Don’t be put off by that at all, but recognize that there are gender differences; however, the world is changing and is more supportive. But one thing that can never change is nature, and if you are considering a family, that will have an impact. I’m not saying it’s a negative impact, but it will have an impact on your career, and so women need to think about it.
I can only hope that in the future there will be a societal norm for partners to take parental leave so women have more of a choice as to how much time they take out from their careers, and that the work environment is more family friendly to everyone, not just women.
We all know that you have to put a lot of time, work, and effort into your career, and that is incredibly rewarding, but it shouldn’t have to be to the detriment of your personal life. So I hope that things will change. It looks like things are going in the right direction.
You previously participated in the PRF Correspondents program at the North American Pain School (NAPS) and have said it had a positive impact on your career. For those interested in becoming more engaged in science communication, what value do you see in it?
There are two parts to science communication. One is communicating about science with other scientists, and the other is communicating with patients and the general public. As a clinician, I thought I was pretty good at communicating with my patients, but it turns out I’m not very good at that.
There’s a big push in the UK to get patient and public involvement even at the grant writing stage, and I have a fantastic patient partner who’s worked with me on a couple of grants, and completely changed the way I’ve designed experiments and how I plan to disseminate results. I’ve been blown away by the interest that patients have, and their desire and willingness to take part in research, and spend time helping us with it.
I don’t think pain patients are unique in this, but they are certainly a very motivated group because they recognize that their pain is not being treated well and that there’s a big clinical need. Our lab now has a patient focus group that we can go to whenever we have ideas to bounce off them. I’ve been quite astounded at how that’s changed my research.

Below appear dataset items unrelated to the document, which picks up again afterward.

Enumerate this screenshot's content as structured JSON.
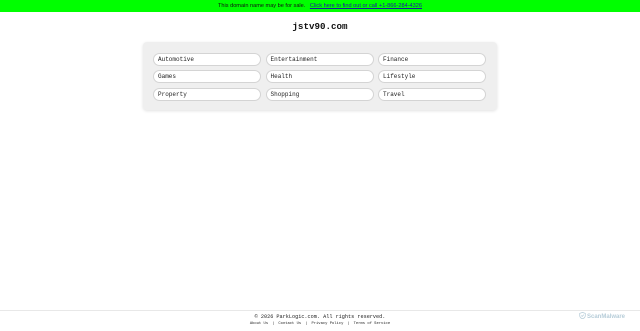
{
  "banner": {
    "message": "This domain name may be for sale.",
    "link_text": "Click here to find out or call +1-866-284-4326",
    "background_color": "#00ff00"
  },
  "page": {
    "title": "jstv90.com"
  },
  "categories": [
    {
      "label": "Automotive"
    },
    {
      "label": "Entertainment"
    },
    {
      "label": "Finance"
    },
    {
      "label": "Games"
    },
    {
      "label": "Health"
    },
    {
      "label": "Lifestyle"
    },
    {
      "label": "Property"
    },
    {
      "label": "Shopping"
    },
    {
      "label": "Travel"
    }
  ],
  "footer": {
    "copyright": "© 2026 ParkLogic.com. All rights reserved.",
    "links": [
      {
        "label": "About Us"
      },
      {
        "label": "Contact Us"
      },
      {
        "label": "Privacy Policy"
      },
      {
        "label": "Terms of Service"
      }
    ],
    "separator": "|"
  },
  "badge": {
    "text": "ScanMalware",
    "icon": "shield-check-icon"
  }
}
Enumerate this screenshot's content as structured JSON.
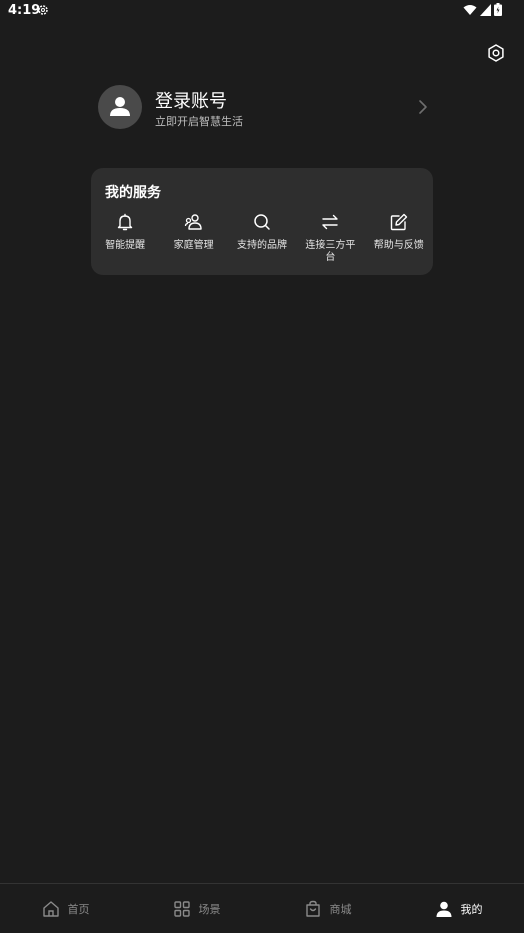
{
  "status_bar": {
    "time": "4:19"
  },
  "profile": {
    "title": "登录账号",
    "subtitle": "立即开启智慧生活"
  },
  "services": {
    "title": "我的服务",
    "items": [
      {
        "label": "智能提醒",
        "icon": "bell-icon"
      },
      {
        "label": "家庭管理",
        "icon": "family-icon"
      },
      {
        "label": "支持的品牌",
        "icon": "search-icon"
      },
      {
        "label": "连接三方平台",
        "icon": "swap-icon"
      },
      {
        "label": "帮助与反馈",
        "icon": "edit-icon"
      }
    ]
  },
  "bottom_nav": {
    "items": [
      {
        "label": "首页",
        "icon": "home-icon"
      },
      {
        "label": "场景",
        "icon": "grid-icon"
      },
      {
        "label": "商城",
        "icon": "shopping-bag-icon"
      },
      {
        "label": "我的",
        "icon": "person-icon"
      }
    ],
    "active": "我的"
  }
}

In terms of disseminating the results from my PhD, I haven’t actually done that in a publicly digestible format as yet. But it’s not something I want to rush out. I want to consult with our patient focus group and make sure that it’s in a format that they want to look at—that it is understandable and reaches as many people as possible.
It’s been a real eye-opener doing science communication. We’ve also made a video to try to communicate more with other researchers about what our lab does. I showed it to the patients and they didn’t like it. So I think we’re going to have to revisit that or think about our target audience for that a little bit more.
Danielle Perro is a DPhil candidate at the University of Oxford, UK.